Two months later, I'm resurfacing.

In France for the summer, for the first time. It started earlier than it does in Boston, and it's light out until 10pm. There are palm trees in the street and I sleep with my (un-screened) windows wide open, letting the cool breeze (and the mosquitoes) tickle my feet.

After almost a year of fairly mundane daily life, interspersed with some amazing trips, restaurants, and visits, I found myself these last few months busier than I've been all year. Working for an abroad program is a unique job, as there are weeks when almost nothing happens and then at any time an issue can arise: a broken arm, a 1am phone call due to over-booked hotels, sudden tears brought on by the undermining stress of living in a foreign country. And while it's helped me learn to deal with these impromptu situations, the pressure of being constantly available is not so much to my liking, and I am doubting that "Study Abroad Program Director" will stay high on my list of desired job titles.

One thing I do not like about growing up: the constant paradox of wanting more responsibility, moving up in the world, but at the same time feeling a desire to go back to having no responsibility, and simply rely on others.

Why is it always that when you know you're leaving a place, and your days are numbered, that then and ONLY then do you start doing all the things you've been meaning to do for so long. By next Wednesday, I will have seen all my friends made this year to say goodbye, gone out dancing, made NEW friends, and basically have a brand new social life. Only to leave. I can't say I haven't taken advantage of France this year, I've seen and done a lot. But I've also watched many online episodes of Grey's Anatomy, which is time I'm sure could have been spent doing something more enriching, more cultural. The sadness of this activity is compounded by the fact that my housemate Katherine has gone, leaving me to make fun of Derek and Meredith all by my lonesome, i.e. TV is no longer a group activity. To be honest, I haven't watched a single GA without her, it wasn't worth it. I've started looking for more French movies and shows, of course NOW, now that I'm leaving.

And I've also decided that yes, of course I want to live in France! It's so much better here! The markets, the food! The tranquil lifestyle! The countryside! The language! It's so obvious!
Let's wait until my first cup of medium coffee at Espresso Royale or Gimme Coffee when I get home and see how I feel then.

In the meantime, seeking: attractive, funny Frenchman living in Boston who also owns a house in Dijon, and who wants to live between the US and France. Preferably rich enough to afford many first-class plane tickets. I'll be in Boston, starting over yet again, waiting for you.

mercredi 8 avril 2009

Recipe no°18: Traveller's Choice

What would you like to drink? A beer? A glass of wine? Red or white? A panaché (beer mixed with lemonade)? A coffee? A double? Café au lait?* A pastis?

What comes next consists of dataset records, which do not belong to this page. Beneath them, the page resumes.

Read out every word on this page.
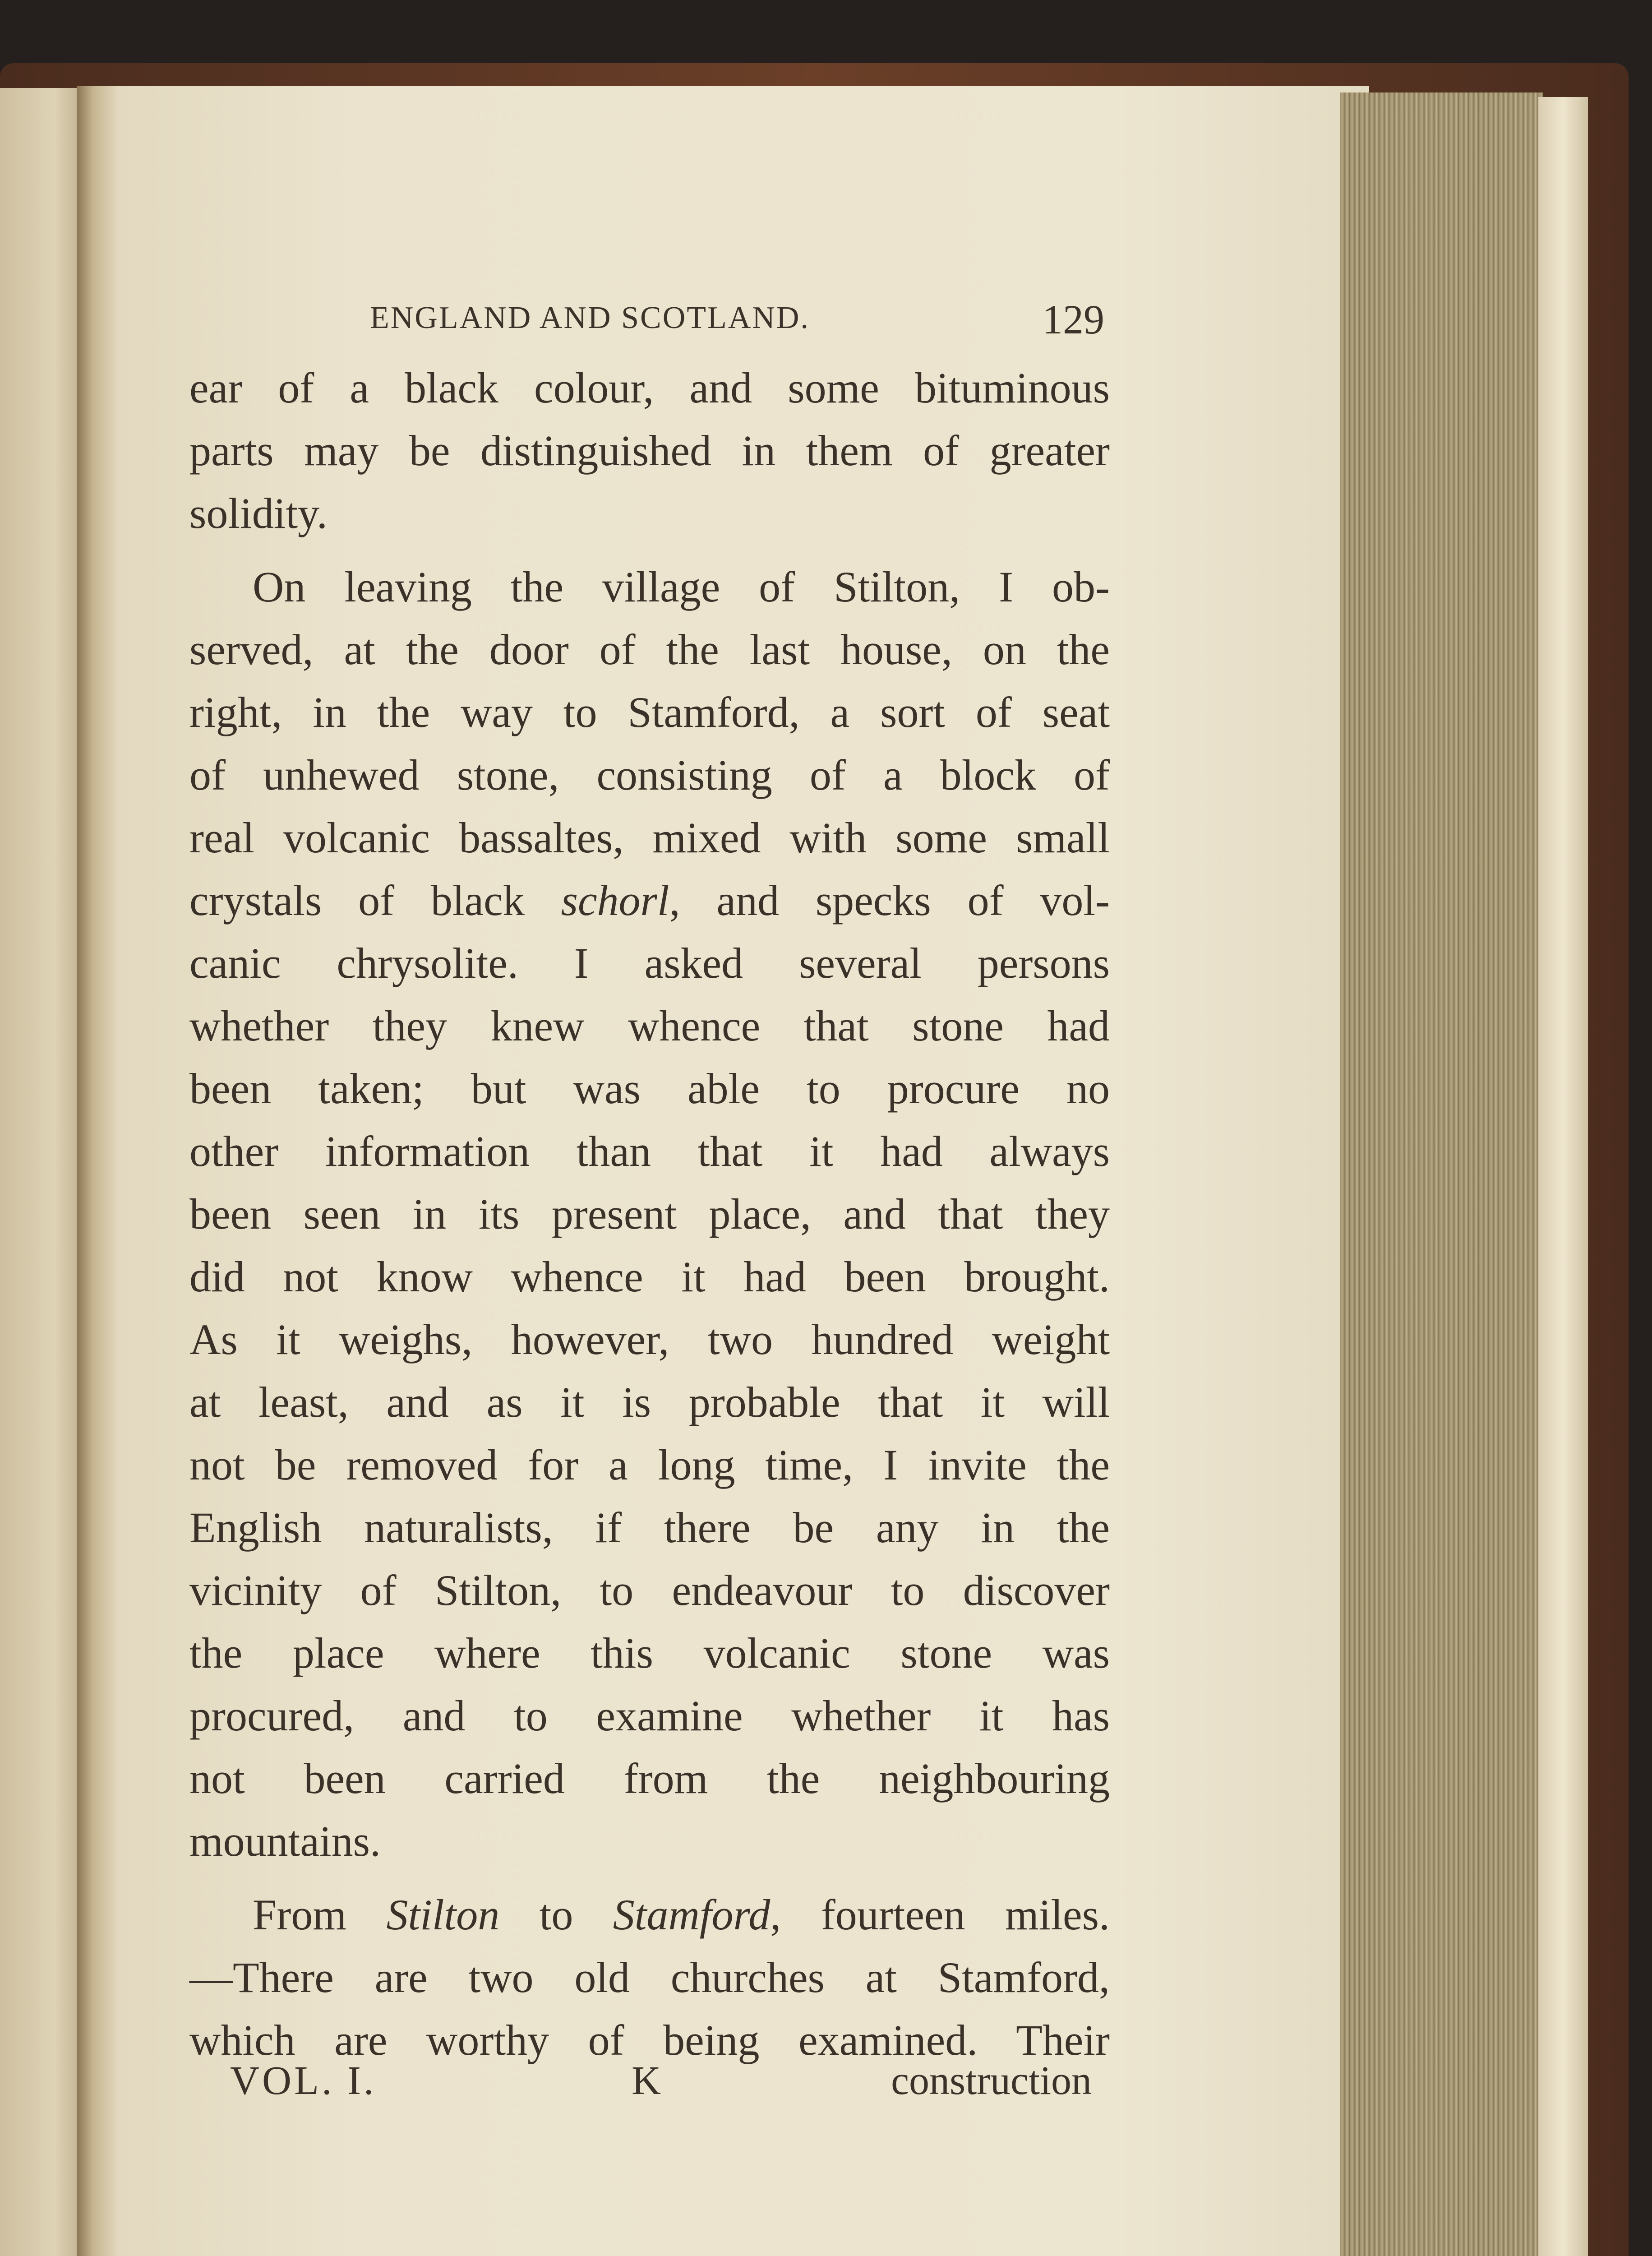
ENGLAND AND SCOTLAND.	129
ear of a black colour, and some bituminous
parts may be distinguished in them of greater
solidity.
On leaving the village of Stilton, I ob-
served, at the door of the last house, on the
right, in the way to Stamford, a sort of seat
of unhewed stone, consisting of a block of
real volcanic bassaltes, mixed with some small
crystals of black schorl, and specks of vol-
canic chrysolite. I asked several persons
whether they knew whence that stone had
been taken; but was able to procure no
other information than that it had always
been seen in its present place, and that they
did not know whence it had been brought.
As it weighs, however, two hundred weight
at least, and as it is probable that it will
not be removed for a long time, I invite the
English naturalists, if there be any in the
vicinity of Stilton, to endeavour to discover
the place where this volcanic stone was
procured, and to examine whether it has
not been carried from the neighbouring
mountains.
From Stilton to Stamford, fourteen miles.
—There are two old churches at Stamford,
which are worthy of being examined. Their
VOL. I.	K	construction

Quick, le monsieur nous attend...

*
My oh-so-cute mother actually thought this was called "Café olé"

My ambitions as amateur food and travel writer are put momentarily on hold, or perhaps they're conversely kicked into high gear as my mother, her new boyfriend (whom I'm meeting for the first time) and her two friends descend upon my little city of Grenoble, anticipating my help as travel agent, guide, translator, activity organizer, and cultural commentator. I wear these different jackets with pride, and even find it fun, but it can also be exhausting. Here are a few glimpses into the last few days...

Glimpse #1: I'm at work, waiting for my mother to call me from the Lyon airport, to assure me of their safe arrival. Instead, I receive a call from a French-accented woman from Air France, informing me that she "has my parents". After the initial shocks of wondering if a) they are incarcerated/still breathing/alive and well and b) if a man I've never met can be considered my "parent", she further informs me that all is well and that they've simply lost their luggage, can it be delivered tomorrow and to what address. NB: if this ever happens to you, thank your lucky stars: instead of hauling your heavy baggage through a foreign city, you will have it delivered to your doorstop by a burly airline employee. Pack underwear in your carry-on and you're covered on all fronts, literally.

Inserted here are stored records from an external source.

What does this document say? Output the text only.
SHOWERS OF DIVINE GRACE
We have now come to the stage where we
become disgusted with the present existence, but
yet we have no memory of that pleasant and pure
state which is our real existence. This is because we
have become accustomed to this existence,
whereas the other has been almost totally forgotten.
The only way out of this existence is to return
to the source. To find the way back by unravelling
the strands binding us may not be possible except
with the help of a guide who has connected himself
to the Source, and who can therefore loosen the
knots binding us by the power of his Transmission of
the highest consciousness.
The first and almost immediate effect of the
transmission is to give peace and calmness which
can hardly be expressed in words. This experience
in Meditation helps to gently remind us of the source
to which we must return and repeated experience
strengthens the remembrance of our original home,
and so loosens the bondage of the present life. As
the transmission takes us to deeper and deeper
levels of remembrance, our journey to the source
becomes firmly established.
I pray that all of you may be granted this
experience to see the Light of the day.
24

Glimpse #2: As the visit progresses, a few of the things that merit commentary from her and her boyfriend (she having travelled several times but not often to Europe, he being for the first time in a foreign country, not to mention airplane!): the shape of the cars, the fancy Affligem beer glasses, the ridiculous gamme of Euro coins (8!), the lovely public transportation, the lack of sidewalks. They are worried they won't be able to get money (there's an ATM on practically every corner), are bothered by the late dinner-times (7:30 at the VERY earliest), but are easy-going and generous. I'm slightly embarrassed by the constant photo-snapping and loud American voices, but what can you do.


W. and Ric snapping away on the téléphérique.

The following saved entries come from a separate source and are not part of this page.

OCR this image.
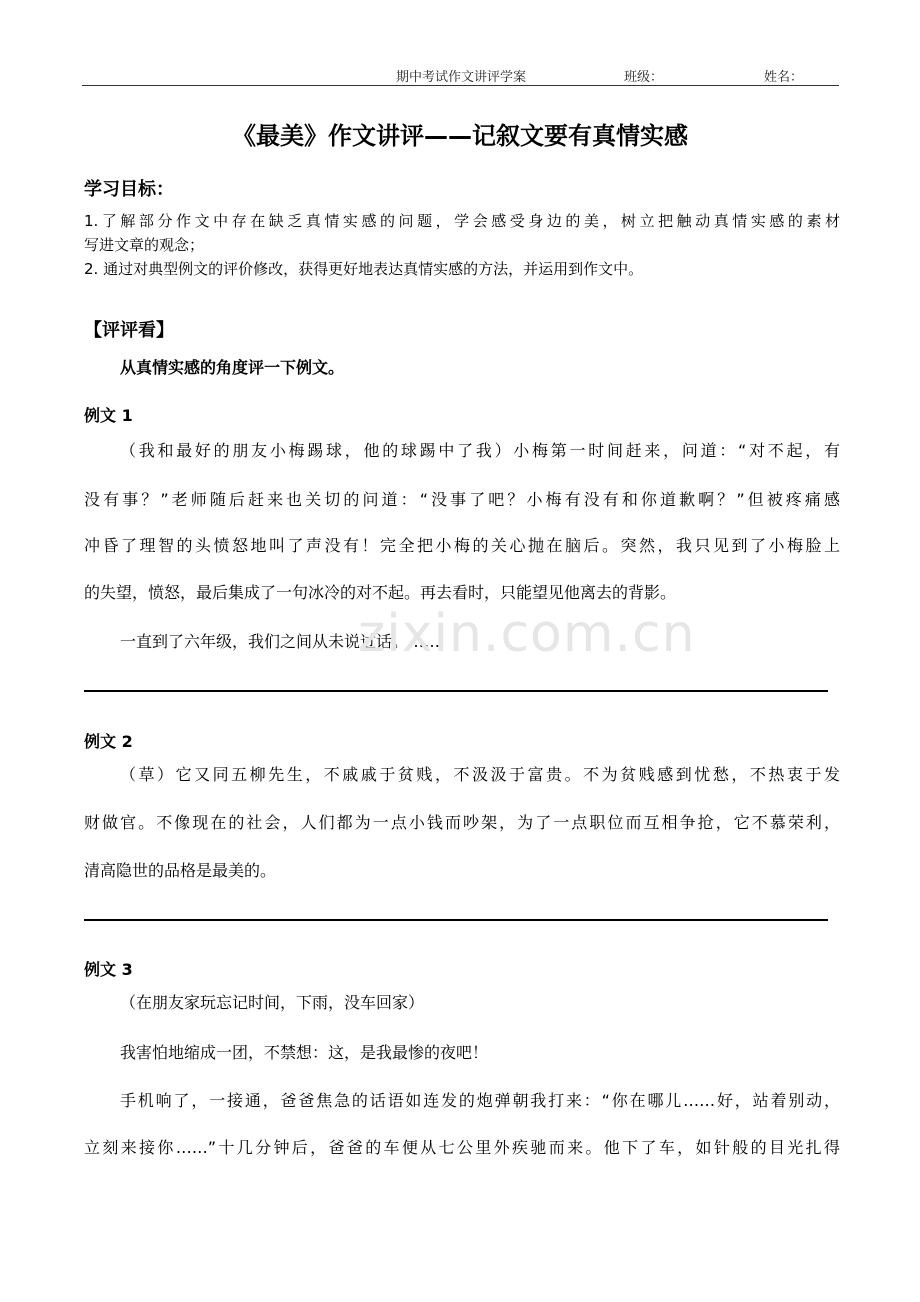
期中考试作文讲评学案	班级：	姓名：
《最美》作文讲评——记叙文要有真情实感
学习目标：
1.了解部分作文中存在缺乏真情实感的问题，学会感受身边的美，树立把触动真情实感的素材
写进文章的观念；
2. 通过对典型例文的评价修改，获得更好地表达真情实感的方法，并运用到作文中。
【评评看】
从真情实感的角度评一下例文。
例文 1
（我和最好的朋友小梅踢球，他的球踢中了我）小梅第一时间赶来，问道：“对不起，有
没有事？”老师随后赶来也关切的问道：“没事了吧？小梅有没有和你道歉啊？”但被疼痛感
冲昏了理智的头愤怒地叫了声没有！完全把小梅的关心抛在脑后。突然，我只见到了小梅脸上
的失望，愤怒，最后集成了一句冰冷的对不起。再去看时，只能望见他离去的背影。
一直到了六年级，我们之间从未说过话。……
zixin.com.cn
例文 2
（草）它又同五柳先生，不戚戚于贫贱，不汲汲于富贵。不为贫贱感到忧愁，不热衷于发
财做官。不像现在的社会，人们都为一点小钱而吵架，为了一点职位而互相争抢，它不慕荣利，
清高隐世的品格是最美的。
例文 3
（在朋友家玩忘记时间，下雨，没车回家）
我害怕地缩成一团，不禁想：这，是我最惨的夜吧！
手机响了，一接通，爸爸焦急的话语如连发的炮弹朝我打来：“你在哪儿……好，站着别动，
立刻来接你……”十几分钟后，爸爸的车便从七公里外疾驰而来。他下了车，如针般的目光扎得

Glimpse #3: We travel to Lyon to pick up my mother's friends T. & W., who live in Austria (an Austro-American couple), and I take them to lunch in a typical Lyon bouchon. I make a show of finding the one I knew, but really we could have eaten in any of 10 or more practically identical restaurants. We sat outside, and the waiter brought us several very long menus that I began to translate, to the best of my ability. I was doing fine, but there were too many choices, and I had to explain the concept of the French menu. I finally finish, breathless, and the waiter returns. "Ils parlent anglais? Vous voulez des cartes en anglais?" Well, yes, that would be nice. A bit too late though. Mother's BF loves the food, and mentions several times that he will try to find it again before they leave. How do I explain: all the restaurants in Lyon are good, and we weren't even in one of the better ones. C'est pas la peine. Plus, don't you want to try something new? My friend kindly points out his attempt to attach to something familiar, that he
knows he likes. My job becomes more complicated as I realize there's some psychology involved.

Glimpse #4: We arrive at T. & W.'s Grenoble hotel, only to discover that the welcome desk has closed il y a une heure. Someone lets us in the front door, and we call the number left in the lobby for late-comers. The man puts me on hold while he searches for their reservation, then comes back on the line.
"Are you à l'intérieur de l'hôtel ?"
"Oui..."
"Do you see a cabine téléphonique ?"
"Oui..."
"Inside the cabine, do you see a small safe?"
"Oui..."
"Next to the safe there is an envelope."
"Yes, I found it! There's T.'s name on it and the key inside."

I hung up, half expecting him to tell me that this envelope would self-destruct in 5 minutes.

Glimpse #5: W. has brought from Austria a lovely, grand 500 euro bill, in all its purple glory. He foresees no problems. He attempts to pay for some breakfast items at a low-cost grocery store, first thing in the morning, with this note. It does not fly. He asks me to accompany him to the bank to break the bill; the teller replies in a haughty tone that he will not break the bill, it is against the law (huh???). "C'est comme ça qu'on fait le blanchissage d'argent," he accuses ("That's how people launder money"). I ask him where we can break the bill, and he says ponderously, "NULLE PART." No where. After having a minor freak-out and calling France a third world country, W. lets it go the next day, and it becomes a joke. Merci à dieu. But still, pretty weird...

This morning, they left me for a few days to head off to Aix-en-Provence, and I cheerfully waved goodbye as they dropped me off on their way, along the quays of the Isère. "What will we do without you?" W. moaned as I hopped out of the rented Opel Zafira. Vous vous débrouillerez, I thought; you'll figure it out. And best of all, you'll be happy to see me when I get there on Friday.

The gang.

But first, I'm gonna go have a beer. BY MYSELF.